Comment peut on vouloir encore augmenter la TVA en 2014 avec les résultats de 2013 ?

 

Les hausses d’impôts de 2013 devaient rapporter 20 milliards de plus. Pour François Hollande c’était règle comme du papier à musique. Une règle de 3 sur les impôts et la création de ressources infinies pour l’état se faisait simplement. Alors il dépensé avant d’avoir les ressources virtuelles. Plus de fonctionnaires, des retraites plus tôt. Plus de lutte contre l’absentéisme dans la fonction publique…Et moult cadeaux qui font plaisir à ceux qui les reçoivent.

Un énième rapport sur la perte de compétitivité de la France face à ses partenaires? Alors il fallait agir. Baisser les charges c’était se mettre à dos la clientèle de gauche, et comme il fallait faire différent de l’ancien président Sarkozy, il a inventé le CICE. Une machine a gaz qui mélange des chèques de crédit d’impôt calculé sur des cotisations sociales de l’année précédente, le tout financé par la même règle de 3. Une augmentation d’impôt, de TVA qui va arriver en janvier.
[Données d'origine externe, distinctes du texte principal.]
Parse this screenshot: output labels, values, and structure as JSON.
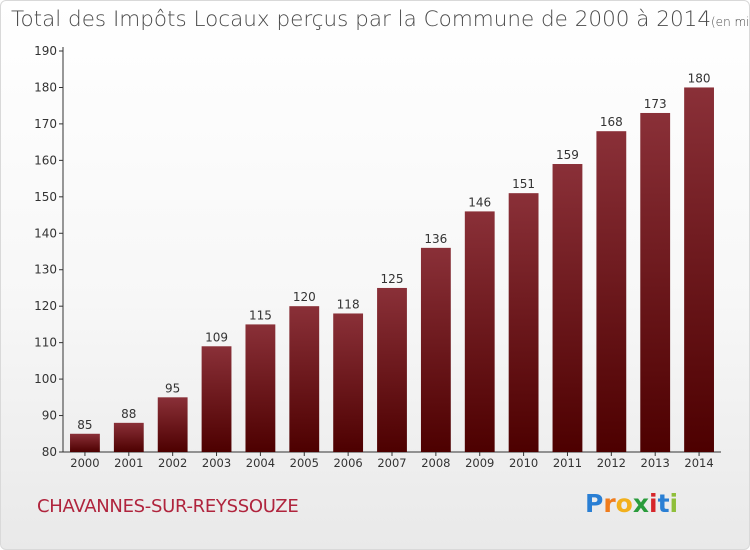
{
  "header": {
    "title": "Total des Impôts Locaux perçus par la Commune de 2000 à 2014",
    "unit": "(en milliers d'€)"
  },
  "footer": {
    "commune": "CHAVANNES-SUR-REYSSOUZE",
    "logo_letters": [
      "P",
      "r",
      "o",
      "x",
      "i",
      "t",
      "i"
    ],
    "logo_colors": [
      "#2a7fd4",
      "#f07c1c",
      "#f2b01c",
      "#2a9c3c",
      "#d6262b",
      "#2a7fd4",
      "#8fbf3a"
    ]
  },
  "chart_data": {
    "type": "bar",
    "title": "Total des Impôts Locaux perçus par la Commune de 2000 à 2014",
    "unit": "(en milliers d'€)",
    "xlabel": "",
    "ylabel": "",
    "categories": [
      "2000",
      "2001",
      "2002",
      "2003",
      "2004",
      "2005",
      "2006",
      "2007",
      "2008",
      "2009",
      "2010",
      "2011",
      "2012",
      "2013",
      "2014"
    ],
    "values": [
      85,
      88,
      95,
      109,
      115,
      120,
      118,
      125,
      136,
      146,
      151,
      159,
      168,
      173,
      180
    ],
    "ylim": [
      80,
      190
    ],
    "yticks": [
      80,
      90,
      100,
      110,
      120,
      130,
      140,
      150,
      160,
      170,
      180,
      190
    ],
    "grid": false,
    "bar_color_top": "#8a3038",
    "bar_color_bottom": "#4d0000"
  }
}
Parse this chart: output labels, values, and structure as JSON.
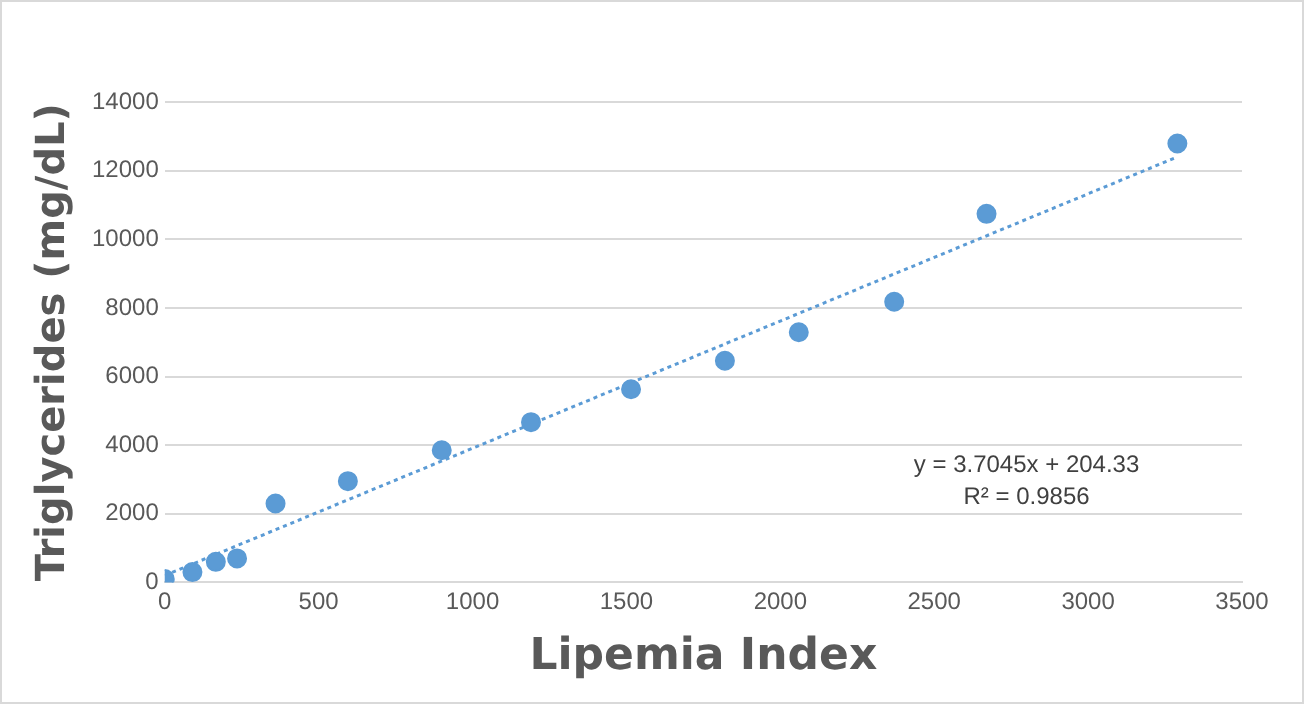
{
  "chart_data": {
    "type": "scatter",
    "xlabel": "Lipemia Index",
    "ylabel": "Triglycerides (mg/dL)",
    "x": [
      0,
      90,
      166,
      235,
      360,
      595,
      900,
      1190,
      1515,
      1820,
      2060,
      2370,
      2670,
      3290
    ],
    "series": [
      {
        "color": "#5b9bd5",
        "marker": "circle",
        "values": [
          100,
          300,
          600,
          700,
          2300,
          2950,
          3850,
          4670,
          5630,
          6460,
          7290,
          8180,
          10740,
          12790
        ]
      },
      {
        "type": "line",
        "color": "#5b9bd5",
        "line_style": "dotted",
        "x": [
          0,
          3290
        ],
        "values": [
          200,
          12400
        ]
      }
    ],
    "xlim": [
      0,
      3500
    ],
    "xticks": [
      0,
      500,
      1000,
      1500,
      2000,
      2500,
      3000,
      3500
    ],
    "ylim": [
      0,
      14000
    ],
    "yticks": [
      0,
      2000,
      4000,
      6000,
      8000,
      10000,
      12000,
      14000
    ],
    "grid": "y",
    "legend": false,
    "annotations": [
      "y = 3.7045x + 204.33",
      "R² = 0.9856"
    ]
  }
}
Il a même demandé aux entreprises les plus bureaucratiques de déjà se servir, même si l’argent n’est pas arrivé.

Mais il y a une poussière dans la machine…

L’impôt de la consommation, la TVA voit ses recettes s’écrouler de 4% en 2013. La règle de 3 devait ramener au Budget 141,2 milliards. En réalité elle va rapporter que 135,6 milliards d’euros cette année, soit 5,6 milliards de moins que prévu. Une paille, un gouffre. Et pas qu’un peu!

N’importe quel économiste vous dirait que l’on a atteint un seuil. Chaque petit commerçant en France ou personne qui fait de la gestion ou la simple ménagère qui fait ses courses dans l’économie de marché sans avoir fait Science Po ou l’ENA vous dirait avec ses mots : chiffre d’affaire en baisse , trop cher.

Et Oui compte tenu de l’ensemble des prélèvements et des charges qui pèsent sur les consommateurs, la TVA est devenue « trop chère ». Pour ramener plus de recettes, il faudrait la baisser, ce qui augmenterait le volume de transaction et ramènerait plus de recettes financières in finé. C’est le jeu subtil des l’adaptation des prix que font des millions de personnes en France dans le secteur privé. Cette subtilité se fait par analyse des recettes et des profits engendrés. Trop cher les ventes ne se font pas. Pour qu’elles reviennent il faut baisser.

La recettes de TVA a baissé en 2013 et c’était le seul impôt qui n’avait pas encore augmenté. Et c’est celui qui va augmenter en janvier 2014, Il est même prévu la somme ubuesque de prévision de recette de 20 milliards d’€uros. Oui vous avez bien lu, les économistes socialistes ont prévu une croissance de recette sur une augmentation de TVA d’un impôt qui a passé le seuil de Laffer. Ils rêvent tout debout.

Si au 1er janvier 2014 le prix du chocolat noir augmente et que le Français moyen en 2013 en a acheté moins qu’en 2012 parce qu’il l’a trouvé trop cher pour son porte monnaie, vous croyez qu’il va en acheter plus en 2014 alors qu’il aura augmenté? Sachant que son pouvoir d’achat sera au mieux stable au pire moindre. Pour qu’il se jette dessus et qu’il en consomme plus il faudrait au contraire que la plaquette de chocolat baisse. Cette analyse micro-économique est valable pour toutes les consommations.

Pour augmenter les recettes de TVA il faudrait simplement la baisser.

Comment peux t-on maintenant que l’on sait que les ressources de la TVA baisseront cette année continuer a croire que si on augmente le pourcentage elle ramènera plus d’argent ?

Une telle erreur d’estimation du comportement individuel des gens, on a quand même peine à y croire! Si on peut soumettre par la contrainte de la fiscalité les gens à un taux d’imposition plus élevé, on ne peut les forcer à acheter.

Pendant les années Reagan, l’économiste américain Arthur Laffer s’est fait connaître pour sa formule « trop d’impôt tue l’impôt ». Ronald Reagan président de droite a fait passer les impôts de de 70 à 28% en 1982 les revenus du gouvernement fédéral ont augmenté en valeur absolue de 20%.

 

John F. Kennedy président de gauche a baisé les impôts de 93% à 70% en 1962, la encore les revenus du gouvernement fédéral ont augmenté.

 

Le rendement d’une augmentation d’impôts engendrant une recette négative est une règle de base économique.

Dans le sens inverse, les baisses d’impôts augmentent la ressource est aussi une règle de base économique. Apparemment elles ne sont pas au programme de Science Po et de l’ENA.